Pygmalion, by George Bernard Shaw.
Theatre at The Tabard, Bath Road, Chiswick, London W4
It’s been a couple of years since the copyright on Shaw’s plays ended and most people will have seen ‘My Fair Lady’, but the newly reopened Tabard Theatre have pulled off a coup by bringing the touring company DOT Productions into town with their refreshing reboot of Shaw’s play. Hence the alliteration in this headline. It’s exciting!
Now, to be honest, having worked in professional theatre for years, I’ve never actually heard of this company, but based on this showing, I shall keep an eye out for them. They perform mainly in outdoor venues – and it’s a bit obvious with their vocal projection in a tiny studio theatre like the Tabard, but I’m being picky!
I’ve also been reminded about how good George Bernard Shaw is – was – as a playwright. This production is more true to the original and focuses on Higgins’ story. In his own way he’s a complete monster, yet we can’t finally help but sympathise with him. Shaw was a master at realising – a bit like George Orwell perhaps – that social comment can be far more powerful if it entertains.

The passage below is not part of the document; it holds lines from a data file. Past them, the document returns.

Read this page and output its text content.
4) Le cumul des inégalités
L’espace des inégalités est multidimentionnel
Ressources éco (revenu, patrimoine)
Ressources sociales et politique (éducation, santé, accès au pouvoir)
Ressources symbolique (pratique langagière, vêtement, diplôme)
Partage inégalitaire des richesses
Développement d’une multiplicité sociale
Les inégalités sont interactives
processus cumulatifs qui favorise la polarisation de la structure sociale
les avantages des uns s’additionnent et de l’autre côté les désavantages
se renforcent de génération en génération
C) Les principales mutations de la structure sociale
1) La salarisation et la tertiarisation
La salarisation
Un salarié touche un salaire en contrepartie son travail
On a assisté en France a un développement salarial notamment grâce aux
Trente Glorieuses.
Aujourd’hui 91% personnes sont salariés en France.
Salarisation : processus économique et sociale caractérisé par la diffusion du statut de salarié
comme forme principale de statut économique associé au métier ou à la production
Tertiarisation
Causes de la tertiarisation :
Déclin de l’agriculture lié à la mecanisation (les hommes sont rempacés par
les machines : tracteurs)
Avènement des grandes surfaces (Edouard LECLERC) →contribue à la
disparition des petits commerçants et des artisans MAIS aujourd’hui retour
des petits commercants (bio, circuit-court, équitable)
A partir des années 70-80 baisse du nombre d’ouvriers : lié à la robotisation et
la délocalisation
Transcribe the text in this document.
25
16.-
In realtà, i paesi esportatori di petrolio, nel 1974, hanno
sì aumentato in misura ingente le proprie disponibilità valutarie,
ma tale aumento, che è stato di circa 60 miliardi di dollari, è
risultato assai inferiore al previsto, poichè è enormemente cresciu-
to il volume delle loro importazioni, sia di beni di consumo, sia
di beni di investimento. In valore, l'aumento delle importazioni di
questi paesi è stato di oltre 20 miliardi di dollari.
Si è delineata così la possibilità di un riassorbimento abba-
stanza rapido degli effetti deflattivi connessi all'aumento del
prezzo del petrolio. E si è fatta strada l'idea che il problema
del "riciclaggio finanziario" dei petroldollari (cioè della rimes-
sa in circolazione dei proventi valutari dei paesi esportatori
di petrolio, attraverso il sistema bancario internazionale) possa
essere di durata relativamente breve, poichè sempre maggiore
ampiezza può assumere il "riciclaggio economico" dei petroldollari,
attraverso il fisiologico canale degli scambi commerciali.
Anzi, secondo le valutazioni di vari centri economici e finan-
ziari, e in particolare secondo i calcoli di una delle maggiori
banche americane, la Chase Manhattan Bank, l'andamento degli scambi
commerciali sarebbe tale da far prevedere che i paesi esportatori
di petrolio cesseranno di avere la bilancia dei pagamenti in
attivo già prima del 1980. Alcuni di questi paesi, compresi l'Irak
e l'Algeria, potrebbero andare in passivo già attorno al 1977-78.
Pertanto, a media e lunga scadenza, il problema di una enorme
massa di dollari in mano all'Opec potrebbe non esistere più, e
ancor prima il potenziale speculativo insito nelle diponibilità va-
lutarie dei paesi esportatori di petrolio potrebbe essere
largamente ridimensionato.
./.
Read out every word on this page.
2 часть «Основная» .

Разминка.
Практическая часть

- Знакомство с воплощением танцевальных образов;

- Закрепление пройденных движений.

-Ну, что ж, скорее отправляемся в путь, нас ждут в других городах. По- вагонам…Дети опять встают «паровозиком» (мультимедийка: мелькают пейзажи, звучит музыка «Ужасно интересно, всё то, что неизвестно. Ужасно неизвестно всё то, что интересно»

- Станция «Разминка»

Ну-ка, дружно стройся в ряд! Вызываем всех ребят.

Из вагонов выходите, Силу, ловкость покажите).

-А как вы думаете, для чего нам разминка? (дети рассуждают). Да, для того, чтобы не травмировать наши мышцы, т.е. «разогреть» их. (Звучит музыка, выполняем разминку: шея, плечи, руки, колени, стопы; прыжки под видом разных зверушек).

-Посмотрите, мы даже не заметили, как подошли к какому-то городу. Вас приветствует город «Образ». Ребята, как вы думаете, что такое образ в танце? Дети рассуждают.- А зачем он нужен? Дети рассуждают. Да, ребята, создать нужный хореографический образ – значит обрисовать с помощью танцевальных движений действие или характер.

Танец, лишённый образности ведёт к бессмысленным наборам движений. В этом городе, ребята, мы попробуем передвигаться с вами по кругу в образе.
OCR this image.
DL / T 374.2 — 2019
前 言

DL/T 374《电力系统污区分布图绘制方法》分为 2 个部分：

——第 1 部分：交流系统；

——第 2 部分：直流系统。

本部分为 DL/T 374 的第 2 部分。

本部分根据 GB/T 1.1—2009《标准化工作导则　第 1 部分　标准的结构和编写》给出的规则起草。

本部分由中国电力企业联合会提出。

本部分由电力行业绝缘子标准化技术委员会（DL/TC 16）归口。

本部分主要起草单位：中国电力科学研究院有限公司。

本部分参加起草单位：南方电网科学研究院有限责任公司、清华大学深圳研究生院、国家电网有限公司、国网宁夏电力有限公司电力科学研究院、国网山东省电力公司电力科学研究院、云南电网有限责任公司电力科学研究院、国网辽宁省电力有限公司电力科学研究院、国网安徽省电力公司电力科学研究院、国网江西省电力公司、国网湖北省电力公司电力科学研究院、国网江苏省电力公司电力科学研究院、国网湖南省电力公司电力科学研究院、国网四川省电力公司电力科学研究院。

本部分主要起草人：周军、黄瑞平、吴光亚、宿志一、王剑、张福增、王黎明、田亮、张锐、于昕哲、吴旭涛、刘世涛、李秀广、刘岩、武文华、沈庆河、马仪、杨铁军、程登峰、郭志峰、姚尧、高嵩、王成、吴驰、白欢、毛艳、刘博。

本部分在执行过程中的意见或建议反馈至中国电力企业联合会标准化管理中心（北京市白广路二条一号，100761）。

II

The company has had to reduce an 8-hander down to 5 actors, which is not too much of a problem for me, having reduced the 32 characters of Shakespeare’s Henry V down to just one!
And they do it so very well. Director Pete Gallagher hits a nuanced tone – he focuses on the key conflicts and ensures a brisk tempo throughout. And all the actors are outstanding. Francesca Ottley as Eliza Doolittle is mesmerising and completely nails both pre and post ‘treatment’ Eliza. Christopher Walthorne as Henry Higgins is the genius who becomes a little boy and never misses an emotional beat. Andrew Lindfield as Colonel Pickering grows into his kindliness and Cassandra Hodges plays all the dominating women – Mother and housekeeper – with deft, certainty and incredible definition.
Jack Matthews’ performances as an aristocrat and then the cockney dustman Eliza’s Dad stay just the right side of pastiche, even though his stuck-on sideboards are beautifully ridiculous. But it doesn’t matter here. It adds to the fun! The production is beautifully balanced.
Shaw based his play on the classical tale of Pygmalion – a sculptor and King who hated women, but then sculpted a woman and then fell in love with her.
Get to the Tabard Theatre in Chiswick for this Pygmalion. You’ll fall joyfully in love too.